Die wichtigsten westlichen Partner sind vor der China-Reise von Kanzler Olaf Scholz nach Angaben aus Regierungskreisen eng eingebunden worden. Man habe sich auch über die Botschaften abgesprochen, die Scholz in Peking vorbringen will, sagte ein Regierungsvertreter. Es habe weder offene Kritik noch den Wunsch gegeben, Scholz solle nicht nach Peking reisen, fügte er hinzu.
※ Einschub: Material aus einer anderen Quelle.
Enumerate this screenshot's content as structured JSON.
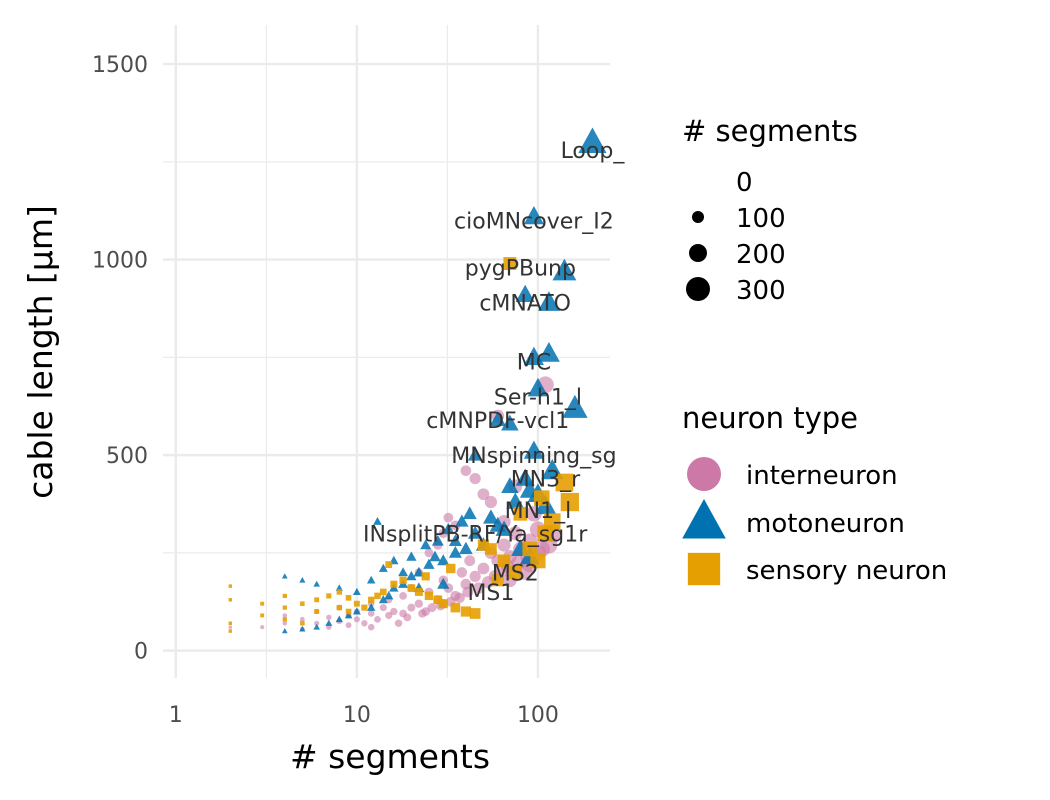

Ratschläge für den Kanzler kamen auch aus China: "Um die Reise zu einem Erfolg zu machen, muss er sich auf pragmatische Kooperation konzentrieren und nicht auf Geopolitik - ungeachtet des Drucks radikaler westlicher Politiker und Medien", heißt es in einem veröffentlichten Kommentar der staatlichen Zeitung "Global Times" mit Blick auf Scholz. Die Staatszeitung warnte ausdrücklich vor offener Kritik der Deutschen an den chinesischen Gastgebern: "Das Gastgeberland vor einem Besuch mit unfundierten Forderungen unter Druck zu setzen, ist in vielerlei Hinsicht falsch."